# Lunacy



## B-Nabs (Jun 4, 2014)

We've done work in a couple of branches of a popular department store, and found much slapdashery. I think the worst, though, was one branch where there were two different disconnects labeled something to the effect of "do not turn off, one phase does not disengage". These were disconnects for 600 - 208Y120 transformers serving sub electrical rooms; to do any work on those transformers required a complete shutdown! Fortunately the scope of our project did not require any such work. We alerted the maintenance staff to the situation as a CYA (I'm sure they already knew, and I'm sure nothing ever came of it).

Sent from my SM-G920W8 using Tapatalk


----------



## Big John (May 23, 2010)

We have a customer with a busted 15kV disconnect: If they ever operate it, there's a real good chance the drive links are gonna break causing one or more phases not to operate. Instead of fixing it, they just got a permanent "Do Not Open" sign made and bolted it on. All good and well until someone tries to kill power in an emergency.

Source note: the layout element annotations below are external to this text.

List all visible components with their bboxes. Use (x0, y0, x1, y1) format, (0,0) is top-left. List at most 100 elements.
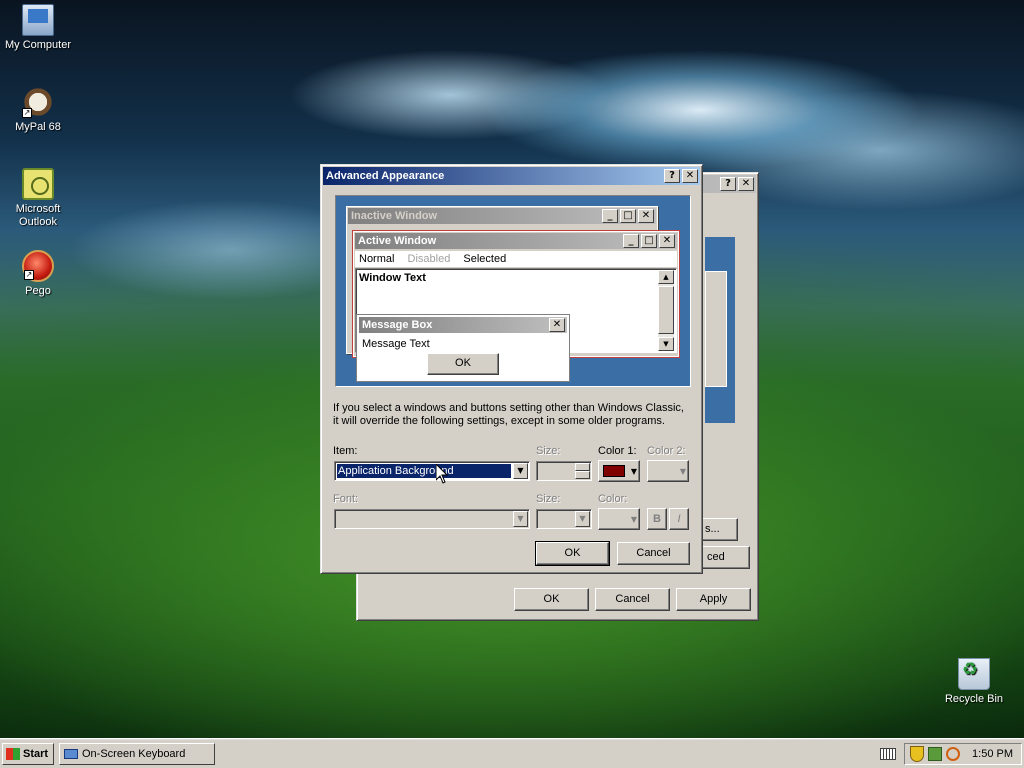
outlook-icon (22, 168, 54, 200)
cancel-button[interactable]: Cancel (617, 542, 690, 565)
taskbar: Start On-Screen Keyboard 1:50 PM (0, 738, 1024, 768)
computer-icon (22, 4, 54, 36)
taskbar-item-on-screen-keyboard[interactable]: On-Screen Keyboard (59, 743, 215, 765)
font-dropdown[interactable]: ▼ (334, 509, 530, 529)
close-button[interactable]: ✕ (738, 177, 754, 191)
network-icon[interactable] (928, 747, 943, 761)
chevron-down-icon: ▼ (630, 515, 637, 524)
dialog-title: Advanced Appearance (326, 170, 445, 182)
close-icon: ✕ (549, 318, 565, 332)
close-icon: ✕ (638, 209, 654, 223)
preview-menu-normal[interactable]: Normal (359, 253, 394, 265)
item-dropdown-value: Application Background (337, 464, 511, 478)
chevron-down-icon[interactable]: ▼ (575, 511, 590, 527)
desktop-icon-pego[interactable]: ↗ Pego (0, 250, 76, 298)
system-tray: 1:50 PM (904, 743, 1022, 765)
shortcut-arrow-icon: ↗ (22, 108, 32, 118)
help-button[interactable]: ? (664, 169, 680, 183)
preview-active-title: Active Window (358, 235, 437, 247)
preview-message-title: Message Box (362, 319, 433, 331)
close-button[interactable]: ✕ (682, 169, 698, 183)
preview-message-box[interactable]: Message Box ✕ Message Text OK (356, 314, 570, 382)
desktop-icon-label: Microsoft Outlook (15, 203, 61, 228)
clock[interactable]: 1:50 PM (972, 748, 1013, 760)
preview-scrollbar[interactable]: ▲ ▼ (658, 270, 674, 351)
pego-icon: ↗ (22, 250, 54, 282)
cancel-button[interactable]: Cancel (595, 588, 670, 611)
item-dropdown[interactable]: Application Background ▼ (334, 461, 530, 481)
color1-picker[interactable]: ▼ (598, 460, 640, 482)
ok-button[interactable]: OK (535, 541, 610, 566)
search-icon[interactable] (946, 747, 961, 761)
font-color-label: Color: (598, 493, 628, 505)
shortcut-arrow-icon: ↗ (24, 270, 34, 280)
color1-swatch (603, 465, 625, 477)
font-size-dropdown[interactable]: ▼ (536, 509, 592, 529)
spinner-down-icon (575, 471, 590, 479)
help-button[interactable]: ? (720, 177, 736, 191)
chevron-down-icon[interactable]: ▼ (513, 463, 528, 479)
preview-menu-selected[interactable]: Selected (463, 253, 506, 265)
effects-button[interactable]: s... (702, 518, 738, 541)
size-label: Size: (536, 445, 561, 457)
item-label: Item: (333, 445, 358, 457)
desktop-icon-outlook[interactable]: Microsoft Outlook (0, 168, 76, 229)
preview-inactive-titlebar[interactable]: Inactive Window _ □ ✕ (348, 208, 656, 224)
font-size-label: Size: (536, 493, 561, 505)
recycle-bin-icon (958, 658, 990, 690)
preview-active-titlebar[interactable]: Active Window _ □ ✕ (355, 233, 677, 249)
desktop-icon-label: My Computer (4, 39, 72, 51)
font-label: Font: (333, 493, 359, 505)
preview-inactive-title: Inactive Window (351, 210, 438, 222)
scroll-thumb[interactable] (658, 286, 674, 334)
appearance-preview[interactable]: Inactive Window _ □ ✕ Active Window _ □ … (335, 195, 691, 387)
keyboard-icon (64, 749, 78, 759)
desktop-icon-label: Recycle Bin (944, 693, 1004, 705)
preview-menu-disabled[interactable]: Disabled (408, 253, 451, 265)
windows-logo-icon (6, 748, 20, 760)
shield-icon[interactable] (910, 746, 925, 762)
maximize-icon: □ (620, 209, 636, 223)
mypal-browser-icon: ↗ (22, 86, 54, 118)
chevron-down-icon[interactable]: ▼ (513, 511, 528, 527)
spinner-up-icon (575, 463, 590, 471)
start-label: Start (23, 748, 49, 760)
size-spinner[interactable] (536, 461, 592, 481)
desktop-icon-label: MyPal 68 (15, 121, 61, 133)
preview-ok-button[interactable]: OK (427, 353, 499, 375)
bold-button[interactable]: B (647, 508, 667, 530)
desktop-icon-mypal[interactable]: ↗ MyPal 68 (0, 86, 76, 134)
desktop-icon-label: Pego (25, 285, 51, 297)
tray-keyboard-icon[interactable] (880, 748, 896, 760)
color2-label: Color 2: (647, 445, 686, 457)
back-preview-window (705, 271, 727, 387)
mouse-cursor-icon (436, 464, 448, 484)
chevron-down-icon: ▼ (630, 467, 637, 476)
desktop-icon-recycle-bin[interactable]: Recycle Bin (936, 658, 1012, 706)
apply-button[interactable]: Apply (676, 588, 751, 611)
preview-message-titlebar[interactable]: Message Box ✕ (359, 317, 567, 333)
minimize-icon: _ (602, 209, 618, 223)
color1-label: Color 1: (598, 445, 637, 457)
advanced-appearance-dialog: Advanced Appearance ? ✕ Inactive Window … (320, 164, 703, 574)
chevron-down-icon: ▼ (679, 467, 686, 476)
start-button[interactable]: Start (2, 743, 54, 765)
preview-window-text: Window Text (359, 272, 426, 284)
minimize-icon: _ (623, 234, 639, 248)
font-color-picker[interactable]: ▼ (598, 508, 640, 530)
info-text-line2: it will override the following settings,… (333, 415, 665, 427)
desktop-icon-my-computer[interactable]: My Computer (0, 4, 76, 52)
scroll-up-icon: ▲ (658, 270, 674, 284)
ok-button[interactable]: OK (514, 588, 589, 611)
info-text-line1: If you select a windows and buttons sett… (333, 402, 684, 414)
preview-menu-bar[interactable]: Normal Disabled Selected (355, 251, 677, 267)
maximize-icon: □ (641, 234, 657, 248)
taskbar-item-label: On-Screen Keyboard (82, 748, 186, 760)
close-icon: ✕ (659, 234, 675, 248)
dialog-titlebar[interactable]: Advanced Appearance ? ✕ (323, 167, 700, 185)
color2-picker[interactable]: ▼ (647, 460, 689, 482)
italic-button[interactable]: I (669, 508, 689, 530)
preview-message-text: Message Text (362, 338, 430, 350)
advanced-button[interactable]: ced (702, 546, 750, 569)
scroll-down-icon: ▼ (658, 337, 674, 351)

You gotta watch people: Just today I got caught where someone locked out a 4160 volt motor and I found voltage while verifying their LOTO.


----------



## seelite (Aug 24, 2009)

Folks, what a relief it is to know that others in the trade still value SAFETY over the bottom line. The "P&L" may be a pita, but at least we're alive to deal with them.
"Stay Safe & may the supreme being watch over you all out there!


----------



## micromind (Aug 11, 2007)

Big John said:


> We have a customer with a busted 15kV disconnect: If they ever operate it, there's a real good chance the drive links are gonna break causing one or more phases not to operate. Instead of fixing it, they just got a permanent "Do Not Open" sign made and bolted it on. All good and well until someone tries to kill power in an emergency.
> 
> You gotta watch people: Just today I got caught where someone locked out a 4160 volt motor and I found voltage while verifying their LOTO.


A few years ago, me and a couple of guys replaced a 4160 switchgear that had about a dozen or so Pringle switches.

When a switch was opened, you needed to look at the blades because sometimes one would still be closed. 2400 volts to ground........

The new gear was the vacuum breaker type.


----------



## Big John (May 23, 2010)

micromind said:


> ...When a switch was opened, you needed to look at the blades because sometimes one would still be closed. 2400 volts to ground....


 Yeah, I've seen that with low-voltage pressure switches. The worst part is the mech makes a solid "ka-chunk" so it really sounds like it's doing something. One customer goes "It's open, but the position indicator is stuck!" No, the flag is telling the truth: All three phases still jammed closed. I had to use a hammer to get the contacts open. 

One of the trade magazines had a story about a mine worker killed exactly.like that. Didn't check anything and an arcing contact was still stuck closed.


> The new gear was the vacuum breaker type.


 I love vacuum for reliability but seen too many leaky bottles to trust it for LOTO isolation; that's why NEC still wants air-breaks.


----------